To properly go through the study you will need to have a dictionary, thesaurus, a bible, and a few other tools handy. For the guide they quote the NIV version of the bible but you may use whatever version you choose. The student then begins by reading through the entire book in the first week or so. They do have some pre-reading activities you can do before or as they start.

The Courage of Sarah Noble E-Guide is for grades K-3 but I would put the reading skill level closer to 3. I did have Gess read the book on her own first but I also had her read the chapter sections again before doing the questions. While reading through material twice isn't required, with Gess' special needs it helps her to read it more than once. Students are allowed to use their book while they answer the questions, in fact sometimes it is necessary.

The guide was divided up into segments which ranged from covering 2 to 3 chapters at time.  They always began with vocabulary words which is where the dictionary comes in handy.
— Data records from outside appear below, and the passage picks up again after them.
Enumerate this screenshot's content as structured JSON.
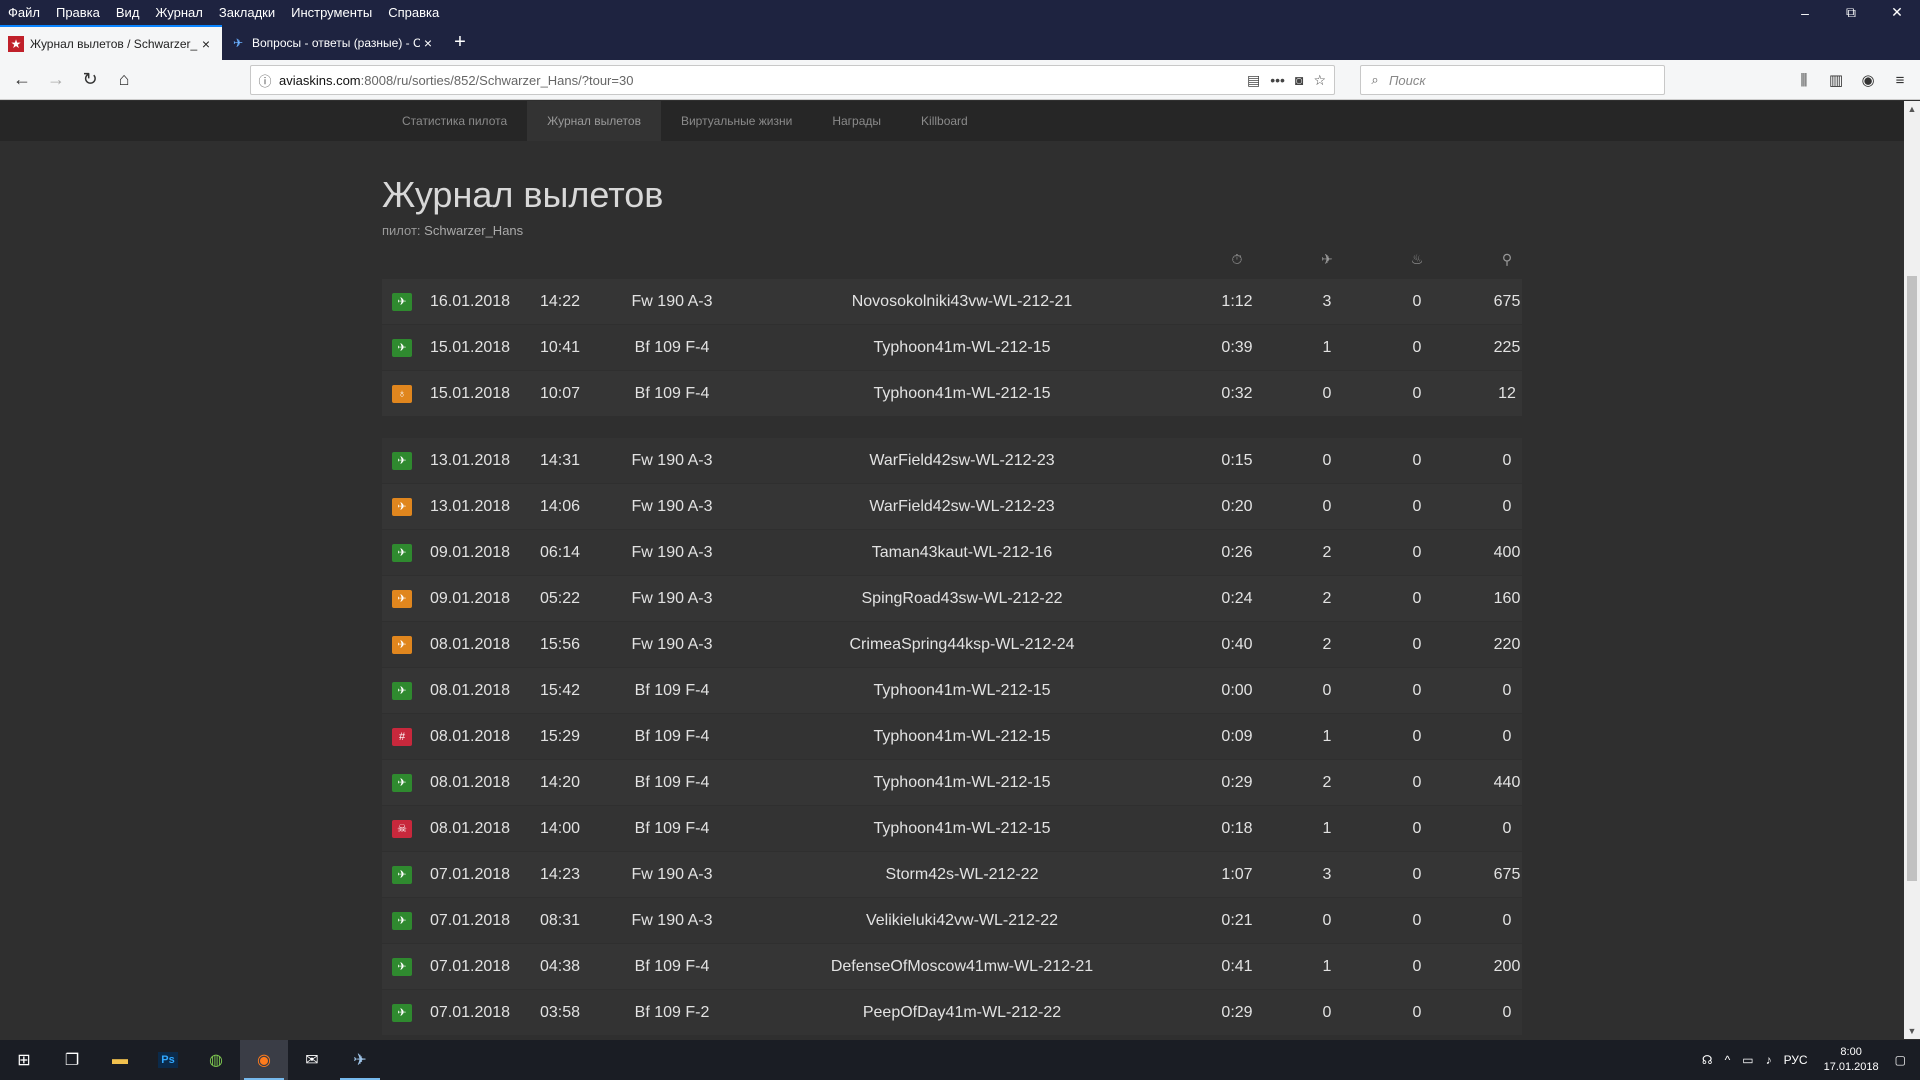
{
  "browser": {
    "menu": [
      "Файл",
      "Правка",
      "Вид",
      "Журнал",
      "Закладки",
      "Инструменты",
      "Справка"
    ],
    "tabs": [
      {
        "label": "Журнал вылетов / Schwarzer_H",
        "close": "×",
        "active": true
      },
      {
        "label": "Вопросы - ответы (разные) - C",
        "close": "×",
        "active": false
      }
    ],
    "new_tab": "+",
    "url_host": "aviaskins.com",
    "url_path": ":8008/ru/sorties/852/Schwarzer_Hans/?tour=30",
    "search_placeholder": "Поиск"
  },
  "site": {
    "subnav": [
      "Статистика пилота",
      "Журнал вылетов",
      "Виртуальные жизни",
      "Награды",
      "Killboard"
    ],
    "active_subnav": 1,
    "title": "Журнал вылетов",
    "pilot_label": "пилот:",
    "pilot_name": "Schwarzer_Hans",
    "columns": {
      "duration_icon": "stopwatch-icon",
      "kills_icon": "plane-icon",
      "ground_icon": "fire-icon",
      "score_icon": "medal-icon"
    },
    "sorties": [
      {
        "status": "landed",
        "color": "green",
        "date": "16.01.2018",
        "time": "14:22",
        "aircraft": "Fw 190 A-3",
        "mission": "Novosokolniki43vw-WL-212-21",
        "duration": "1:12",
        "air_kills": "3",
        "ground_kills": "0",
        "score": "675"
      },
      {
        "status": "landed",
        "color": "green",
        "date": "15.01.2018",
        "time": "10:41",
        "aircraft": "Bf 109 F-4",
        "mission": "Typhoon41m-WL-212-15",
        "duration": "0:39",
        "air_kills": "1",
        "ground_kills": "0",
        "score": "225"
      },
      {
        "status": "bailed",
        "color": "orange",
        "date": "15.01.2018",
        "time": "10:07",
        "aircraft": "Bf 109 F-4",
        "mission": "Typhoon41m-WL-212-15",
        "duration": "0:32",
        "air_kills": "0",
        "ground_kills": "0",
        "score": "12"
      },
      {
        "status": "in-flight",
        "color": "green",
        "date": "13.01.2018",
        "time": "14:31",
        "aircraft": "Fw 190 A-3",
        "mission": "WarField42sw-WL-212-23",
        "duration": "0:15",
        "air_kills": "0",
        "ground_kills": "0",
        "score": "0"
      },
      {
        "status": "crashed",
        "color": "orange",
        "date": "13.01.2018",
        "time": "14:06",
        "aircraft": "Fw 190 A-3",
        "mission": "WarField42sw-WL-212-23",
        "duration": "0:20",
        "air_kills": "0",
        "ground_kills": "0",
        "score": "0"
      },
      {
        "status": "landed",
        "color": "green",
        "date": "09.01.2018",
        "time": "06:14",
        "aircraft": "Fw 190 A-3",
        "mission": "Taman43kaut-WL-212-16",
        "duration": "0:26",
        "air_kills": "2",
        "ground_kills": "0",
        "score": "400"
      },
      {
        "status": "crashed",
        "color": "orange",
        "date": "09.01.2018",
        "time": "05:22",
        "aircraft": "Fw 190 A-3",
        "mission": "SpingRoad43sw-WL-212-22",
        "duration": "0:24",
        "air_kills": "2",
        "ground_kills": "0",
        "score": "160"
      },
      {
        "status": "crashed",
        "color": "orange",
        "date": "08.01.2018",
        "time": "15:56",
        "aircraft": "Fw 190 A-3",
        "mission": "CrimeaSpring44ksp-WL-212-24",
        "duration": "0:40",
        "air_kills": "2",
        "ground_kills": "0",
        "score": "220"
      },
      {
        "status": "in-flight",
        "color": "green",
        "date": "08.01.2018",
        "time": "15:42",
        "aircraft": "Bf 109 F-4",
        "mission": "Typhoon41m-WL-212-15",
        "duration": "0:00",
        "air_kills": "0",
        "ground_kills": "0",
        "score": "0"
      },
      {
        "status": "captured",
        "color": "red",
        "date": "08.01.2018",
        "time": "15:29",
        "aircraft": "Bf 109 F-4",
        "mission": "Typhoon41m-WL-212-15",
        "duration": "0:09",
        "air_kills": "1",
        "ground_kills": "0",
        "score": "0"
      },
      {
        "status": "landed",
        "color": "green",
        "date": "08.01.2018",
        "time": "14:20",
        "aircraft": "Bf 109 F-4",
        "mission": "Typhoon41m-WL-212-15",
        "duration": "0:29",
        "air_kills": "2",
        "ground_kills": "0",
        "score": "440"
      },
      {
        "status": "killed",
        "color": "red",
        "date": "08.01.2018",
        "time": "14:00",
        "aircraft": "Bf 109 F-4",
        "mission": "Typhoon41m-WL-212-15",
        "duration": "0:18",
        "air_kills": "1",
        "ground_kills": "0",
        "score": "0"
      },
      {
        "status": "landed",
        "color": "green",
        "date": "07.01.2018",
        "time": "14:23",
        "aircraft": "Fw 190 A-3",
        "mission": "Storm42s-WL-212-22",
        "duration": "1:07",
        "air_kills": "3",
        "ground_kills": "0",
        "score": "675"
      },
      {
        "status": "landed",
        "color": "green",
        "date": "07.01.2018",
        "time": "08:31",
        "aircraft": "Fw 190 A-3",
        "mission": "Velikieluki42vw-WL-212-22",
        "duration": "0:21",
        "air_kills": "0",
        "ground_kills": "0",
        "score": "0"
      },
      {
        "status": "landed",
        "color": "green",
        "date": "07.01.2018",
        "time": "04:38",
        "aircraft": "Bf 109 F-4",
        "mission": "DefenseOfMoscow41mw-WL-212-21",
        "duration": "0:41",
        "air_kills": "1",
        "ground_kills": "0",
        "score": "200"
      },
      {
        "status": "in-flight",
        "color": "green",
        "date": "07.01.2018",
        "time": "03:58",
        "aircraft": "Bf 109 F-2",
        "mission": "PeepOfDay41m-WL-212-22",
        "duration": "0:29",
        "air_kills": "0",
        "ground_kills": "0",
        "score": "0"
      }
    ]
  },
  "taskbar": {
    "lang": "РУС",
    "time": "8:00",
    "date": "17.01.2018"
  }
}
They were good about changing up how you studied the words each time. Sometimes you looked up and wrote the definition while other times you might have multiple choice options. Each week it was done differently which was nice. My favorite was where it had you try define it in your own words based upon the context in the story. Then you looked it up in the dictionary to see how you did. I was impressed that Gess guessed solemn fairly accurately as that was a new word to her. She must have liked it because she uses that word a lot now. Just the other day she told her dad he looked solemn.  Here are examples of how some of the vocabulary pages looked.
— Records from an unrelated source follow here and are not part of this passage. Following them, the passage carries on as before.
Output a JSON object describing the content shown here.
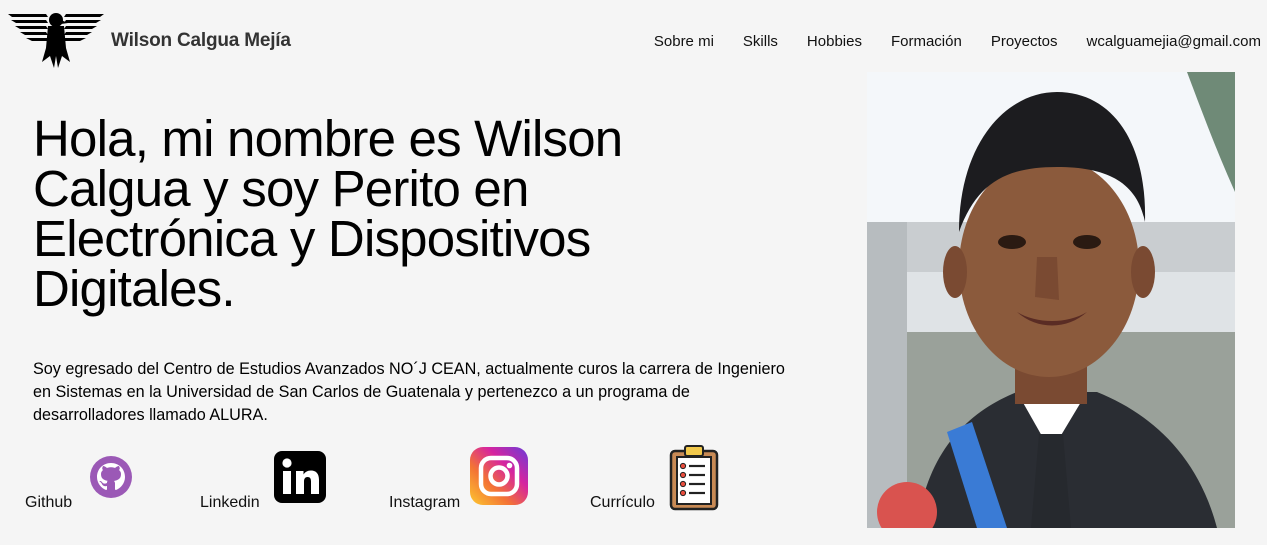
{
  "header": {
    "brand": "Wilson Calgua Mejía",
    "nav": [
      "Sobre mi",
      "Skills",
      "Hobbies",
      "Formación",
      "Proyectos",
      "wcalguamejia@gmail.com"
    ]
  },
  "hero": {
    "title": "Hola, mi nombre es Wilson Calgua y soy Perito en Electrónica y Dispositivos Digitales.",
    "description": "Soy egresado del Centro de Estudios Avanzados NO´J CEAN, actualmente curos la carrera de Ingeniero en Sistemas en la Universidad de San Carlos de Guatenala y pertenezco a un programa de desarrolladores llamado ALURA."
  },
  "social": [
    {
      "label": "Github",
      "icon": "github-icon",
      "color": "#9b59b6"
    },
    {
      "label": "Linkedin",
      "icon": "linkedin-icon",
      "color": "#000000"
    },
    {
      "label": "Instagram",
      "icon": "instagram-icon",
      "color": "#d6249f"
    },
    {
      "label": "Currículo",
      "icon": "clipboard-icon",
      "color": "#6b3e26"
    }
  ]
}
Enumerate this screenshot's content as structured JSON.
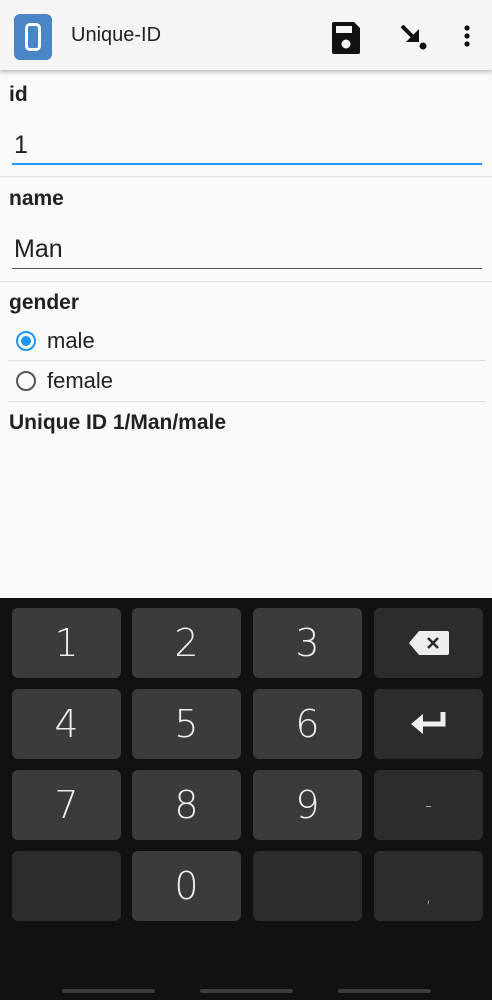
{
  "app": {
    "title": "Unique-ID",
    "icons": [
      "app-logo-icon",
      "save-icon",
      "import-arrow-icon",
      "more-vert-icon"
    ]
  },
  "form": {
    "id_label": "id",
    "id_value": "1",
    "name_label": "name",
    "name_value": "Man",
    "gender_label": "gender",
    "gender_options": [
      {
        "label": "male",
        "selected": true
      },
      {
        "label": "female",
        "selected": false
      }
    ],
    "result_text": "Unique ID 1/Man/male"
  },
  "keyboard": {
    "keys": [
      "1",
      "2",
      "3",
      "4",
      "5",
      "6",
      "7",
      "8",
      "9",
      "0",
      "-",
      ","
    ],
    "icons": [
      "backspace-icon",
      "enter-icon"
    ]
  },
  "colors": {
    "accent": "#2196f3",
    "app_icon": "#4a86c5",
    "keyboard_bg": "#111111",
    "key_bg": "#3b3b3b"
  }
}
After the vocabulary section you answer questions in regard to the story. Some are trying to get the student to think about why the characters are reacting the way they do. You ponder what made them say a certain thing or think about how they might actually feel. Then you examine some of their thoughts and actions based upon Scripture.

For example in the book Sarah noble wants to go visit the Indian houses. Her father takes awhile to answer and finally says she can go to one house only. They point out how Sarah waited patiently for an answer and then ask what you think her reaction would have been if her father had said no. They use Scripture that tells us to honor our parents and ask in what ways Sarah had honored her father in this situation.

Due to Gess' special needs we would discuss these types of questions verbally. She still struggles with why questions. She thinks concretely and always wants to answer the question in that way. If the question was about what happened in the story, she could tell you.  Why it happened she did not know. Thats why I think these study guides are good for her, they are helping her to learn to start thinking about it.

The Courage of Sarah Noble E-Guide was not interactive like the unit I reviewed last time. I really thought the interactive guides were great, but both seem to have their benefits. Gess prefers typing her answers as you can do in the interactive one but it was easier doing the vocabulary sections without the computer.

At the end of the study there are extra activities to do and other suggested reading. In the story The Courage of Sarah Noble her father is building a log cabin for her family so one of the activities was making one out of pretzels and graham crackers. This was lots of fun. They recommended using icing or cheese spread to hold the pretzels in place. I chose a honey nut cream cheese spread for this. It turns out to have become a favorite snack around here. You will find both Gess and her daddy spreading this on a graham cracker and then top it with pretzels, not to make anything, but just to eat it! Here is the actual log cabin that Gess made.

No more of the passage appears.